Interpretive Summary: Copy number variation's functional impacts are not well studied in livestock. This study applied whole-genome sequencing to assess CNV's impact on milk protein percentage and fat percentage in Chinese Holstein cattle. These results fill gaps in our knowledge by providing a list of potential milk production-related pathways and genes. Farmers, scientists, and policy planners who need improve animal health and production based on genome-enable animal selection will benefit from this study.

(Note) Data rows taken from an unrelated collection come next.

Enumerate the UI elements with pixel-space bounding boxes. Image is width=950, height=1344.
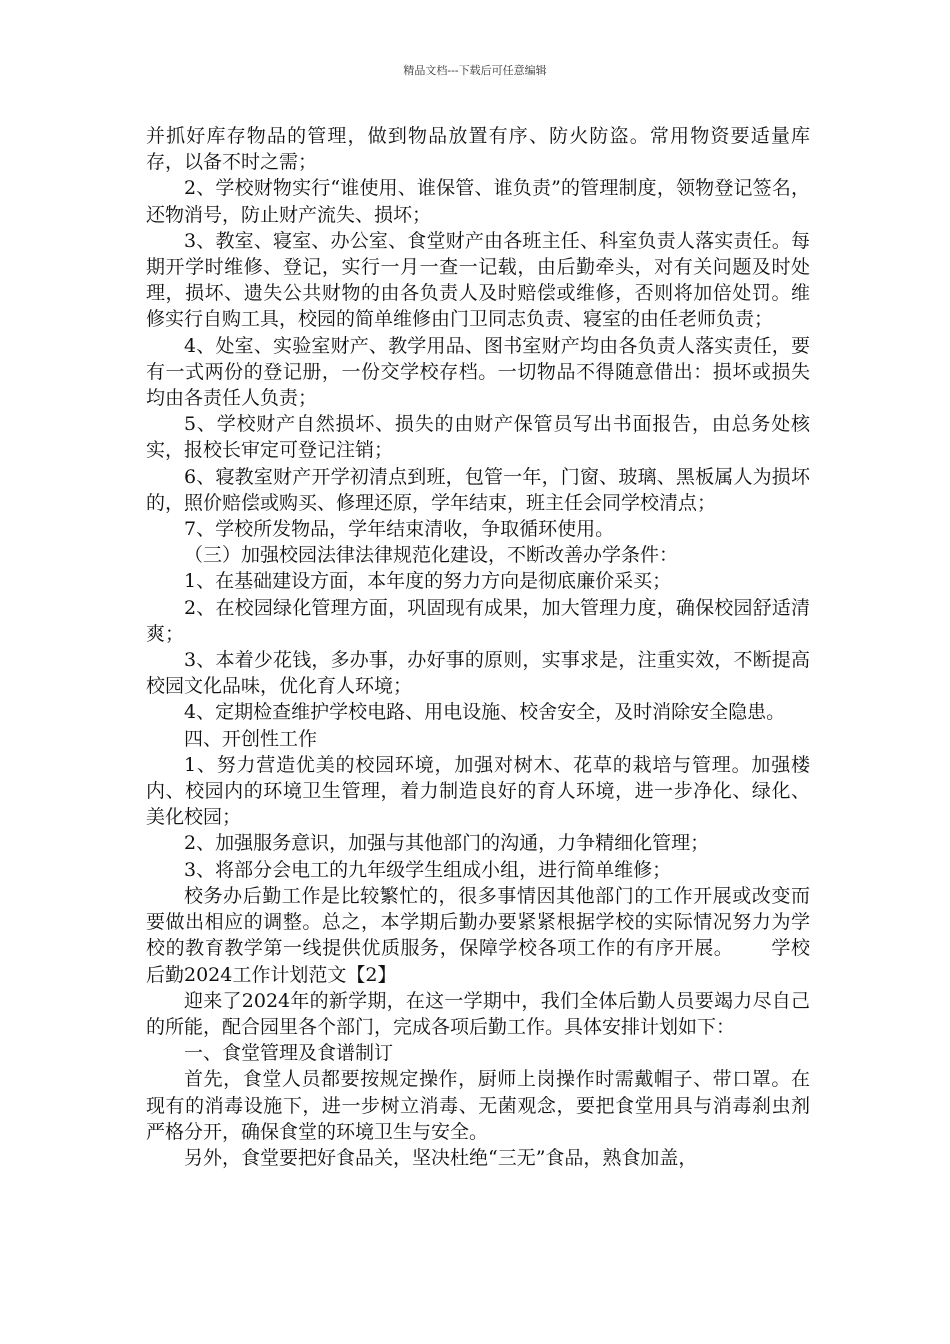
paragraph: 3、将部分会电工的九年级学生组成小组，进行简单维修；: [184, 858, 672, 881]
section-heading: 四、开创性工作: [184, 727, 318, 750]
document-body: [146, 123, 810, 1171]
summary-text: 校务办后勤工作是比较繁忙的，很多事情因其他部门的工作开展或改变而要做出相应的调整。总之，本学期后勤办要紧紧根据学校的实际情况努力为学校的教育教学第一线提供优质服务，保障学校各项工作的有序开展。: [146, 884, 810, 960]
summary-paragraph: [146, 883, 810, 988]
paragraph: 2、加强服务意识，加强与其他部门的沟通，力争精细化管理；: [184, 832, 710, 855]
paragraph: 1、在基础建设方面，本年度的努力方向是彻底廉价采买；: [184, 570, 672, 593]
section-heading: （三）加强校园法律法律规范化建设，不断改善办学条件：: [184, 544, 679, 567]
paragraph: 首先，食堂人员都要按规定操作，厨师上岗操作时需戴帽子、带口罩。在现有的消毒设施下，进一步树立消毒、无菌观念，要把食堂用具与消毒刹虫剂严格分开，确保食堂的环境卫生与安全。: [146, 1068, 810, 1143]
document-title: 学校后勤2024工作计划范文【2】: [146, 937, 810, 986]
paragraph: 3、本着少花钱，多办事，办好事的原则，实事求是，注重实效，不断提高校园文化品味，优化育人环境；: [146, 649, 810, 698]
paragraph: 3、教室、寝室、办公室、食堂财产由各班主任、科室负责人落实责任。每期开学时维修、登记，实行一月一查一记载，由后勤牵头，对有关问题及时处理，损坏、遗失公共财物的由各负责人及时赔偿或维修，否则将加倍处罚。维修实行自购工具，校园的简单维修由门卫同志负责、寝室的由任老师负责；: [146, 229, 810, 331]
paragraph: 2、学校财物实行“谁使用、谁保管、谁负责”的管理制度，领物登记签名，还物消号，防止财产流失、损坏；: [146, 177, 810, 226]
paragraph: 4、定期检查维护学校电路、用电设施、校舍安全，及时消除安全隐患。: [184, 701, 786, 724]
page-header: 精品文档---下载后可任意编辑: [403, 64, 547, 77]
paragraph: 5、学校财产自然损坏、损失的由财产保管员写出书面报告，由总务处核实，报校长审定可登记注销；: [146, 413, 810, 462]
paragraph: 4、处室、实验室财产、教学用品、图书室财产均由各负责人落实责任，要有一式两份的登记册，一份交学校存档。一切物品不得随意借出：损坏或损失均由各责任人负责；: [146, 334, 810, 410]
paragraph: 另外，食堂要把好食品关，坚决杜绝“三无”食品，熟食加盖，: [184, 1146, 698, 1169]
paragraph: 2、在校园绿化管理方面，巩固现有成果，加大管理力度，确保校园舒适清爽；: [146, 596, 810, 645]
paragraph: 6、寝教室财产开学初清点到班，包管一年，门窗、玻璃、黑板属人为损坏的，照价赔偿或购买、修理还原，学年结束，班主任会同学校清点；: [146, 465, 810, 514]
section-heading: 一、食堂管理及食谱制订: [184, 1042, 394, 1065]
paragraph: 迎来了2024年的新学期，在这一学期中，我们全体后勤人员要竭力尽自己的所能，配合园里各个部门，完成各项后勤工作。具体安排计划如下：: [146, 989, 810, 1038]
paragraph: 并抓好库存物品的管理，做到物品放置有序、防火防盗。常用物资要适量库存，以备不时之需；: [146, 125, 810, 174]
paragraph: 7、学校所发物品，学年结束清收，争取循环使用。: [184, 518, 615, 541]
paragraph: 1、努力营造优美的校园环境，加强对树木、花草的栽培与管理。加强楼内、校园内的环境卫生管理，着力制造良好的育人环境，进一步净化、绿化、美化校园；: [146, 753, 810, 829]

Technical Abstract: Copy number variations (CNVs) detection open a new avenue for exploring genes associated with complex traits in humans, animals, and plants. In this study, CNVs were detected based on whole-genome re-sequencing of eight Holstein data from bulls from four half- or full-sib families, with extremely high and low estimated breeding values (EBVs) of milk protein percentage and fat percentage. The depth of coverage per individual was 8.2-11.9x. Using CNVnator, we identified a total of 14,821 CNVs, including 5,025 duplications and 9,796 deletions. Among them, 487 differential CNV regions (CNVRs) comprising of ~8.23 Mb of the cattle genome were observed between the high and low groups. Annotation of these differential CNVRs were performed based on the cattle genome reference assembly (UMD3.1) and totally 235 functional genes were found within the CNVRs. By Gene Ontology and KEGG pathway analyses, we found that genes were significantly enriched for specific biological functions related to protein and lipid metabolism, insulin/IGF pathway-protein kinase B signaling cascade, prolactin signaling pathway, and AMPK signaling pathway. These genes included INS, IGF2, FOXO3, TH, SCD5, GALNT18, GALNT16, ART3, SNCA, and WNT7A, implying potential association with milk protein and fat traits. In addition, 71 of the 487 CNRVs were overlapped with 43 known QTLs that are associated with milk protein and fat traits of dairy cattle (Cattle QTLdb). In summary, by revealing candidate CNVRs and genes which may be involved in milk composition traits in dairy cattle, this study provided a basis for future CNV studies.